Chief Judge WACHTLER and Judges SIMONS, ALEXANDER and TITONE concur with Judge HANCOCK, JR.; Judge BELLACOSA dissents and votes to reverse in a separate opinion in which Judge KAYE concurs.
Judgment affirmed, with costs.
I would reverse the order of the Appellate Division essentially for the reasons stated in the dissent by Justice Howard A. Levine and would thus confirm the determination by PERB that the Elmira City School District's application for Excellence in Teaching Apportionment Program funds under Education Law § 3602 (27) is a mandatory subject of collective bargaining.
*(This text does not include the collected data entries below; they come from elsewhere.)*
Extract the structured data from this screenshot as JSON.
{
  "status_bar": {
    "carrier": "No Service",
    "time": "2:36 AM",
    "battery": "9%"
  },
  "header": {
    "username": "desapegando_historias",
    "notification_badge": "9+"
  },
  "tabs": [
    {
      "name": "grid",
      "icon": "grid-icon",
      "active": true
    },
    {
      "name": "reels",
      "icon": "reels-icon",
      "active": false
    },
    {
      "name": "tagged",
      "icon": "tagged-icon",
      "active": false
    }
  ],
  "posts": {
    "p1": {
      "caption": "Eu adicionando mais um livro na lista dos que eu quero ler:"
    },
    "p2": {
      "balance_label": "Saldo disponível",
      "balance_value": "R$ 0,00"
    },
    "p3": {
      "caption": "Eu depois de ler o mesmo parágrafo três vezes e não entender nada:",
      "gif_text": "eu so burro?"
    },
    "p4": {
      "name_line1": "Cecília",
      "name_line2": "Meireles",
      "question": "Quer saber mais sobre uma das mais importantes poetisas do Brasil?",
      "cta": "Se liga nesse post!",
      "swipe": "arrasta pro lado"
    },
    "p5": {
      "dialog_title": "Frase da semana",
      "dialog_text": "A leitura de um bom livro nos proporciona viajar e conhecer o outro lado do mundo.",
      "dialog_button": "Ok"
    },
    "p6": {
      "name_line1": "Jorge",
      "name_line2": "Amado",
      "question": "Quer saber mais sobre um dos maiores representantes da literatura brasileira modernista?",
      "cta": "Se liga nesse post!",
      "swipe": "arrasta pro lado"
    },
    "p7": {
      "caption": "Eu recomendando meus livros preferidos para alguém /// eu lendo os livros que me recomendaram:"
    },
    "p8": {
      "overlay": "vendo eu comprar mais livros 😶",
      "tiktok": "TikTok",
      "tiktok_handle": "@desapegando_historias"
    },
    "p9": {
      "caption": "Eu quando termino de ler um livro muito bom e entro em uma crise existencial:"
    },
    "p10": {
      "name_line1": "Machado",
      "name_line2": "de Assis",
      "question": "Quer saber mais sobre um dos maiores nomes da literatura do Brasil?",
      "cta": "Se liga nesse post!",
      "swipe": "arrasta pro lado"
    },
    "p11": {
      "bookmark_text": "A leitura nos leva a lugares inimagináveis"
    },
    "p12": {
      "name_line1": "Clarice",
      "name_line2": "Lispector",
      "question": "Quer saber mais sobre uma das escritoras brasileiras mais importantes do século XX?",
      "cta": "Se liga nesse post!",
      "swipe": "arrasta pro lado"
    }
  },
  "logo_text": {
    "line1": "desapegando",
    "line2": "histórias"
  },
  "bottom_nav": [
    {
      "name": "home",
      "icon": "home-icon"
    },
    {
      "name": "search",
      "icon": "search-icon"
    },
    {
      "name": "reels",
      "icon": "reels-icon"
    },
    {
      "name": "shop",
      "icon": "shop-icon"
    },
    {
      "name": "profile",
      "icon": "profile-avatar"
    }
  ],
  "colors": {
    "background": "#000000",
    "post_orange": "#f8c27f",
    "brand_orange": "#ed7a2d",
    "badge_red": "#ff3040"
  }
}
The court is unanimous that the Taylor Law imposes a broad obligation upon public employers to bargain with employees over the terms and conditions of their employment. The majority, as I understand it, also agrees that once a school district applies for Excellence in Teaching funds, the distribution is a term and condition of teachers' employment — salaries. Our difference of view relates to the threshold decision to apply for Excellence in Teaching funds at all, the majority concluding that it is not subject to collective bargaining, because the Legislature has manifested the requisite "plain and clear" intention to exclude this decision from the ambit of the Taylor Law (Syracuse Teachers Assn. v Board of Educ., 35 N.Y.2d 743, 744).
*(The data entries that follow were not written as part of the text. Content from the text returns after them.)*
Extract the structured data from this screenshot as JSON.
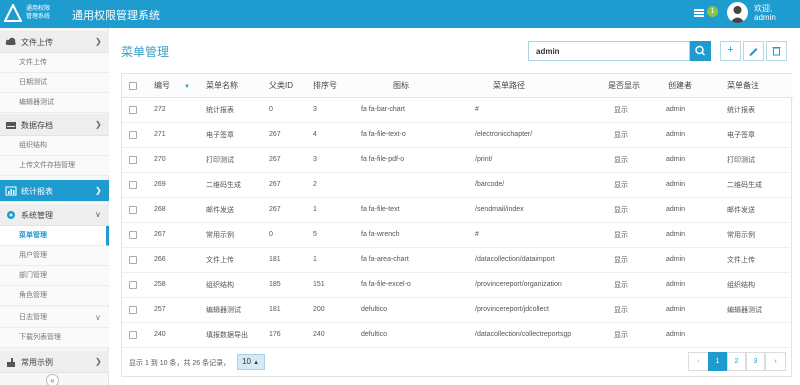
{
  "header": {
    "logo_line1": "通用权限",
    "logo_line2": "管理系统",
    "title": "通用权限管理系统",
    "message_count": "1",
    "welcome": "欢迎,",
    "username": "admin"
  },
  "sidebar": {
    "groups": [
      {
        "label": "文件上传",
        "icon": "cloud-upload-icon",
        "items": [
          "文件上传",
          "日期测试",
          "编辑器测试"
        ]
      },
      {
        "label": "数据存档",
        "icon": "hdd-icon",
        "items": [
          "组织结构",
          "上传文件存档管理"
        ]
      },
      {
        "label": "统计报表",
        "icon": "bar-chart-icon",
        "items": []
      },
      {
        "label": "系统管理",
        "icon": "gear-icon",
        "items": [
          "菜单管理",
          "用户管理",
          "部门管理",
          "角色管理",
          "日志管理",
          "下载列表管理"
        ]
      },
      {
        "label": "常用示例",
        "icon": "hand-icon",
        "items": []
      }
    ],
    "current_item": "菜单管理"
  },
  "main": {
    "title": "菜单管理",
    "search_value": "admin",
    "columns": [
      "编号",
      "菜单名称",
      "父类ID",
      "排序号",
      "图标",
      "菜单路径",
      "是否显示",
      "创建者",
      "菜单备注"
    ],
    "rows": [
      [
        "272",
        "统计报表",
        "0",
        "3",
        "fa fa-bar-chart",
        "#",
        "显示",
        "admin",
        "统计报表"
      ],
      [
        "271",
        "电子签章",
        "267",
        "4",
        "fa fa-file-text-o",
        "/electronicchapter/",
        "显示",
        "admin",
        "电子签章"
      ],
      [
        "270",
        "打印测试",
        "267",
        "3",
        "fa fa-file-pdf-o",
        "/print/",
        "显示",
        "admin",
        "打印测试"
      ],
      [
        "269",
        "二维码生成",
        "267",
        "2",
        "",
        "/barcode/",
        "显示",
        "admin",
        "二维码生成"
      ],
      [
        "268",
        "邮件发送",
        "267",
        "1",
        "fa fa-file-text",
        "/sendmail/index",
        "显示",
        "admin",
        "邮件发送"
      ],
      [
        "267",
        "常用示例",
        "0",
        "5",
        "fa fa-wrench",
        "#",
        "显示",
        "admin",
        "常用示例"
      ],
      [
        "266",
        "文件上传",
        "181",
        "1",
        "fa fa-area-chart",
        "/datacollection/dataimport",
        "显示",
        "admin",
        "文件上传"
      ],
      [
        "258",
        "组织结构",
        "185",
        "151",
        "fa fa-file-excel-o",
        "/provincereport/organization",
        "显示",
        "admin",
        "组织结构"
      ],
      [
        "257",
        "编辑器测试",
        "181",
        "200",
        "defultico",
        "/provincereport/jdcollect",
        "显示",
        "admin",
        "编辑器测试"
      ],
      [
        "240",
        "填报数据导出",
        "176",
        "240",
        "defultico",
        "/datacollection/collectreportsgp",
        "显示",
        "admin",
        ""
      ]
    ],
    "footer_info": "显示 1 到 10 条，共 26 条记录，",
    "page_size": "10",
    "pages": [
      "1",
      "2",
      "3"
    ],
    "current_page": "1"
  },
  "colors": {
    "accent": "#1e9ccf",
    "badge": "#8bc34a"
  }
}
Our view is that the purpose of the Excellence in Teaching legislation is to improve the quality of teaching and education throughout the State by affecting the terms and conditions of teachers' employment with the financial inducement of additional compensation. Inasmuch as this compensation matter directly and inherently affects the terms and conditions of employment, a subject of mandatory collective bargaining (Civil Service Law § 208), it is unavailing that the pertinent Excellence in Teaching statute does not itself explicitly mandate collective bargaining for the "application" phase of all school boards participating in and acquiring the State's grants of money. The statute, after all, does not explicitly exclude mandatory collective bargaining as to the "application" phase. Indeed, it expressly mandates separate collective bargaining as to the "distribution" among teachers of the funds so received. Thus, the interpretation reposing in the school boards the unilateral power to apply for Excellence in Teaching funds saps of all its juice the mandatory collective bargaining enactment on "distribution" of such funds to qualified teachers. Depriving a statute of its meaning in this way — where the exclusion from the operation of the Taylor Law is not "plain and clear" (Syracuse Teachers Assn. v Board of Educ., 35 N.Y.2d 743, supra) — is not sound statutory construction and would frustrate the central legislative intent of the Excellence in Teaching program. "[A] statutory construction which results 'in the nullification of one part [of the statute] by another, is not permissible'" (People v Kates, 77 A.D.2d 417, 418, affd 53 N.Y.2d 591, citing Matter of Albano v Kirby, 36 N.Y.2d 526, 530).
Appellant teachers' association invites the court to take judicial notice of an uncontradicted public statistical compilation that 683 out of 698 (98%) of the school boards throughout the State are now participating in the Excellence in Teaching program. Thus, the Legislature may wish to consider making explicit the mandatory and, thus, uniform, application and participation in this significant public policy program — if that was its intention.
Accordingly, I respectfully dissent and vote to reverse.